Indeed, in his incarnation Jesus redeemed history by entering it, affirming its significance. The Christian story, like its Savior, is embodied in history, and so “remembrance” is a vital aspect of the faith. Recognizing this aspect of the incarnation, Bradley G. Green has observed, “In an age that does not place a high premium on the past . . . Christians must see themselves as countercultural in their emphasis on memory and must be particularly diligent to cultivate and practice the habit of remembering. Remembering is—ultimately—a virtue” (51).

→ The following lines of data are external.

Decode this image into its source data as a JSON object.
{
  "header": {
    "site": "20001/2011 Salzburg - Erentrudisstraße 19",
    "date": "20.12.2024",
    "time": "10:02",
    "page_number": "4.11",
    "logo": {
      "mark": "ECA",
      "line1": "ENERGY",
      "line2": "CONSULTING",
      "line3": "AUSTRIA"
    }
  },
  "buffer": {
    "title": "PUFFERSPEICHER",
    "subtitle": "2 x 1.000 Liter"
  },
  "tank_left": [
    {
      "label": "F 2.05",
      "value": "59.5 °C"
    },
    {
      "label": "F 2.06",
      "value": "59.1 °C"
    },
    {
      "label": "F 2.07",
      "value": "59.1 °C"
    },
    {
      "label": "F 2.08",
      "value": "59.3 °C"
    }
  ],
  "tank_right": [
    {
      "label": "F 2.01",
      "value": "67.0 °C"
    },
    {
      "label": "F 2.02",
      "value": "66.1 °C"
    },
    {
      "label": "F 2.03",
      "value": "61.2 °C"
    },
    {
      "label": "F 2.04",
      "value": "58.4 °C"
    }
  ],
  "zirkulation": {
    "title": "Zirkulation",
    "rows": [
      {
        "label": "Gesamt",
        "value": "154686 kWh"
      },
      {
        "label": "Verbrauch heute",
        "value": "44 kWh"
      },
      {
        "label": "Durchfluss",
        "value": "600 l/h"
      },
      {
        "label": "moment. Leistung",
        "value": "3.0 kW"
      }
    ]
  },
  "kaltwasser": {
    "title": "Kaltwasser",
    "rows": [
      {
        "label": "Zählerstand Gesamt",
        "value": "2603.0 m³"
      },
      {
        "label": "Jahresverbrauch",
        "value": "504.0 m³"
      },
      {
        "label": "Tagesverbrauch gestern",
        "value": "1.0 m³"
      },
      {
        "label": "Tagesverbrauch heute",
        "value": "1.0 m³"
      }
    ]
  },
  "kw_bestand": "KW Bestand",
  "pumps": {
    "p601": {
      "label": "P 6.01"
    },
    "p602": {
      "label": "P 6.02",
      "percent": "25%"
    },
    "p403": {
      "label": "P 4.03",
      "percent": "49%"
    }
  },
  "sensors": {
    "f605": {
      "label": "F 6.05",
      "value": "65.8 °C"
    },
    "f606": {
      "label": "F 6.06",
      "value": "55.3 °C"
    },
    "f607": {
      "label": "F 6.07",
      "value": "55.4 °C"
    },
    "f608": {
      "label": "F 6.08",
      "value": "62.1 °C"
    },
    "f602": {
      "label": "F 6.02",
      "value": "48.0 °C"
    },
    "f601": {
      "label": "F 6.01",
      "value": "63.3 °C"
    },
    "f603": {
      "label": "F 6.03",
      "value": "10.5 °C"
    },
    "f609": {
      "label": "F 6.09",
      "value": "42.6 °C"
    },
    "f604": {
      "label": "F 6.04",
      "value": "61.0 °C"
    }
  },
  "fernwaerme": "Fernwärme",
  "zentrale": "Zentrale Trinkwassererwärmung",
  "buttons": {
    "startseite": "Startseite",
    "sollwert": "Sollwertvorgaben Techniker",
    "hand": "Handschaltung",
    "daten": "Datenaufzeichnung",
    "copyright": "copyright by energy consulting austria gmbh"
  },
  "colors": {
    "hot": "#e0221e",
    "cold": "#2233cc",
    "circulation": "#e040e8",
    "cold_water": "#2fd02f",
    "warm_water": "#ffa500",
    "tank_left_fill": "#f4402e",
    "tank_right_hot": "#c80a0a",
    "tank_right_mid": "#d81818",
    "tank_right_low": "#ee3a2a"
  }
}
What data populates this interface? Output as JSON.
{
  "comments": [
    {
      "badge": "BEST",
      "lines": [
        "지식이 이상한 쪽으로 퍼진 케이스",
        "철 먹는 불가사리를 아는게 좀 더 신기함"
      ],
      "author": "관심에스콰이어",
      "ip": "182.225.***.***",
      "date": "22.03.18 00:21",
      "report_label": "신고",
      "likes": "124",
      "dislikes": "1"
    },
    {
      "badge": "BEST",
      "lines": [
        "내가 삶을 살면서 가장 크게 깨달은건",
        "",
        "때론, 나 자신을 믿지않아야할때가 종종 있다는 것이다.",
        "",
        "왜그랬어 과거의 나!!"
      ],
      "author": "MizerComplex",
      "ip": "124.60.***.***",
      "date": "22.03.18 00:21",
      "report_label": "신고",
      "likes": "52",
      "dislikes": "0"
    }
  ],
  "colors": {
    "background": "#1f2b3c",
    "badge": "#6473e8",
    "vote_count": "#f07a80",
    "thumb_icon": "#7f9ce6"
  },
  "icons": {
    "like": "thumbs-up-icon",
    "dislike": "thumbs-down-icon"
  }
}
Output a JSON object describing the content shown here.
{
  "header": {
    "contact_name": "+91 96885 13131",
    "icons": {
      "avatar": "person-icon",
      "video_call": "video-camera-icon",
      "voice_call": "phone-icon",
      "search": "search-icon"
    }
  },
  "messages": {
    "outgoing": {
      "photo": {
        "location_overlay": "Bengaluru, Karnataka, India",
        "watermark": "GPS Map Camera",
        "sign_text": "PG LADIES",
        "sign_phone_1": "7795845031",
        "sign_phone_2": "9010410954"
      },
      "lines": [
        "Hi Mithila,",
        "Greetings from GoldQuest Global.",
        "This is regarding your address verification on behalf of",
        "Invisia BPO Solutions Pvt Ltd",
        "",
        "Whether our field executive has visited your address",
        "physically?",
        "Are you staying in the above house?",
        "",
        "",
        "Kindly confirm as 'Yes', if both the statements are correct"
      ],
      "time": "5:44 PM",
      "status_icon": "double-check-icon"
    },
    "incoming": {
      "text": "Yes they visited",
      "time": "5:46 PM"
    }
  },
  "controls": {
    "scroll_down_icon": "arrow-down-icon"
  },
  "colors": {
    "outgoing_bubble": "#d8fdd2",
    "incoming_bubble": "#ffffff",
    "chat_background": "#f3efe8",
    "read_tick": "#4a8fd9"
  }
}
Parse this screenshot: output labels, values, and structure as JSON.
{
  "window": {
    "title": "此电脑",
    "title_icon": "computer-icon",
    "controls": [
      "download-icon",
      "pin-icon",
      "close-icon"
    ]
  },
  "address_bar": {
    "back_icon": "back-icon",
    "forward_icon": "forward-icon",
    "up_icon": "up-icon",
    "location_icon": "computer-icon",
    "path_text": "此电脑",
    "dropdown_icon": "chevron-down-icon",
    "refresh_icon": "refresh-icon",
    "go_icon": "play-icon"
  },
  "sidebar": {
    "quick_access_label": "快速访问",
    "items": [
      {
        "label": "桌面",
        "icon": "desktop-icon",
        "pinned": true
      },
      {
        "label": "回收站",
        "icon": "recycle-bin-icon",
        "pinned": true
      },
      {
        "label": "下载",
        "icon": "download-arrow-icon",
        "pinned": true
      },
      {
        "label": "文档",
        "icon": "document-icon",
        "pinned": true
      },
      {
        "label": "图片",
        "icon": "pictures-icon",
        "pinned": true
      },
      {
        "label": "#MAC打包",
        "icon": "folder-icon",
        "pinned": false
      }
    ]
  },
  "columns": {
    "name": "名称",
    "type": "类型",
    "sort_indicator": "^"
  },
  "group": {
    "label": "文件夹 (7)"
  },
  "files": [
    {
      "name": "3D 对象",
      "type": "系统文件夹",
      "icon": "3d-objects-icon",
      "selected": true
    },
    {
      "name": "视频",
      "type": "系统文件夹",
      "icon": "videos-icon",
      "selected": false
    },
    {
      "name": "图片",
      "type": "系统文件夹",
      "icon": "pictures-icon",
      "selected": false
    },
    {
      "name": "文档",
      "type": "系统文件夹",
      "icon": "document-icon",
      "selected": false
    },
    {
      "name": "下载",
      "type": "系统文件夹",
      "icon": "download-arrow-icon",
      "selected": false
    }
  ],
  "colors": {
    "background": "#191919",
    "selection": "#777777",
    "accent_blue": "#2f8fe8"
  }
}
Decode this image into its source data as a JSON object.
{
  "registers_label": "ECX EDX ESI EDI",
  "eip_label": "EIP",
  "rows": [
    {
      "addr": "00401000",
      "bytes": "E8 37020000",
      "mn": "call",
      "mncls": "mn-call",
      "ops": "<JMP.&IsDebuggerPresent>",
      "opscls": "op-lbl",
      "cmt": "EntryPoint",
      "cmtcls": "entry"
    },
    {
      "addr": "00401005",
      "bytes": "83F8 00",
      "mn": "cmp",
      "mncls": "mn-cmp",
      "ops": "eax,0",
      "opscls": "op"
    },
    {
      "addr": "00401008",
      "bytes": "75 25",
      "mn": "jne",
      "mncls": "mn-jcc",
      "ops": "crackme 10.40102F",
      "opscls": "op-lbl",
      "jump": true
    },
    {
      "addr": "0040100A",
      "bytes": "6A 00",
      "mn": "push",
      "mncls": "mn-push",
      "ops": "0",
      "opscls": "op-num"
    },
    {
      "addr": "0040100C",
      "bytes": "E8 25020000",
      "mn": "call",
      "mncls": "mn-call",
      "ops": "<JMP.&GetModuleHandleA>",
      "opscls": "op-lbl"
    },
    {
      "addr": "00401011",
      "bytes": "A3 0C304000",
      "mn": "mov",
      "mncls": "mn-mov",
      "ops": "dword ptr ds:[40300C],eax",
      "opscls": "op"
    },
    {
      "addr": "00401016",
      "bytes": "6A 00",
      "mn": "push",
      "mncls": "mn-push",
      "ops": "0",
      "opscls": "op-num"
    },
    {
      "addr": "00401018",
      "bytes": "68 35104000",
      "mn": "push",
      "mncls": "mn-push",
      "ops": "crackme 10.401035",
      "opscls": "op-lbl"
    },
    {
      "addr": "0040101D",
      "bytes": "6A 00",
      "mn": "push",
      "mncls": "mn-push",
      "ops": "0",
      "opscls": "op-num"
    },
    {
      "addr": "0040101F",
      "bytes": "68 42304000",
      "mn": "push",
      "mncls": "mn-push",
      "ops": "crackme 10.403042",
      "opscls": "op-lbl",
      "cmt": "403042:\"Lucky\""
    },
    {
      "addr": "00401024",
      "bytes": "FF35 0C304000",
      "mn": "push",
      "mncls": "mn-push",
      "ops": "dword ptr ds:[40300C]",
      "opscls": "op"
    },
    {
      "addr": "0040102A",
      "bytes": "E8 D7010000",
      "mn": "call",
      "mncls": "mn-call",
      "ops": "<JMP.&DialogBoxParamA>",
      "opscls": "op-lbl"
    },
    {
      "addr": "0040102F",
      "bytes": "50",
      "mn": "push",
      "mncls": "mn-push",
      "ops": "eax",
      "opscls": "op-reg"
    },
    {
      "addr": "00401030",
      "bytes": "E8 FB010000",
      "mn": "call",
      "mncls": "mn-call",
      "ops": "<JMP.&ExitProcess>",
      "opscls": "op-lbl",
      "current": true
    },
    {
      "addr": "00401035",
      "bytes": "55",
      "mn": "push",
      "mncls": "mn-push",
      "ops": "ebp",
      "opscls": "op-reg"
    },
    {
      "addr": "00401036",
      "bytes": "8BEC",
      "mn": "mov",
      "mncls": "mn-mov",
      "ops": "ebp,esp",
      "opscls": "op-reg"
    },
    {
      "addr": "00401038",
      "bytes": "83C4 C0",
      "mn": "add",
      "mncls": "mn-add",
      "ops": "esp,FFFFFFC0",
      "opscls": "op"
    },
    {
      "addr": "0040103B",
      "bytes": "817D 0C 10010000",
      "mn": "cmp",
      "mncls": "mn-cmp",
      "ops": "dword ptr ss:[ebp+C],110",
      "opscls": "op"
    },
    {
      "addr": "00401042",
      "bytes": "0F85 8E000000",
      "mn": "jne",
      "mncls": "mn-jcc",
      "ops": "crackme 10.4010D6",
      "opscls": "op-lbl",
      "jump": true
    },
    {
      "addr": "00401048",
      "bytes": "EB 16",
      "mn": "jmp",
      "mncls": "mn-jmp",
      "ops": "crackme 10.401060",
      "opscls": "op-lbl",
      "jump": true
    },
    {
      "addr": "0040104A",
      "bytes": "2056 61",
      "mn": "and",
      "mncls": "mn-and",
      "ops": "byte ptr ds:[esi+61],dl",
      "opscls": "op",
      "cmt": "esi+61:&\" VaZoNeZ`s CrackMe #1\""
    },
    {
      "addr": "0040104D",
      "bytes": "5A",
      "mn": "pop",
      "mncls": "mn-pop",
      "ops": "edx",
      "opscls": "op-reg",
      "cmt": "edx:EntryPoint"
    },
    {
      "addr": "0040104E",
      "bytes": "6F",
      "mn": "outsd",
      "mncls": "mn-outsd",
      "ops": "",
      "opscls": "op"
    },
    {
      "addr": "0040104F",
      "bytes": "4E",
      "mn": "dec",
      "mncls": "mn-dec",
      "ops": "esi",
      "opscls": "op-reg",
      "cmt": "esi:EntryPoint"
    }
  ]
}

Green is likely right that our age in general doesn’t place much stock in remembering, but Star Trek: Picard appears to. However, at times remembrance by itself, though essential, may be insufficient. Those with the memories long enough to see the patterns of truth in history may at times be called to act on that remembrance, whether in grand ways or small, to try to create a future.
In the humanistic world of Star Trek, characters face a daunting constraint: the future they create is all there is. Christians ought to be rightly wary of imbuing our work within history with some eschatological sense to grandiose that we neglect the radical transformation of the eschaton. But that theological realism is no call to despair, to pull back in disgust and watch sanctimoniously while the world burns, just as we knew it would. It is rather a call to know that we ought to seek the good of our city, even as we know God does not expect us to complete this change single-handedly or perfectly.
When Star Trek: Picard has run a few more episodes, I will look back on it (and this review) to gain more perspective on its history. But if the details remain to be worked out, I think the general direction is clear, and it’s a good one. With one eye on the past and one on the future, Jean-Luc Picard will boldly go forth to change the galaxy. Make it so!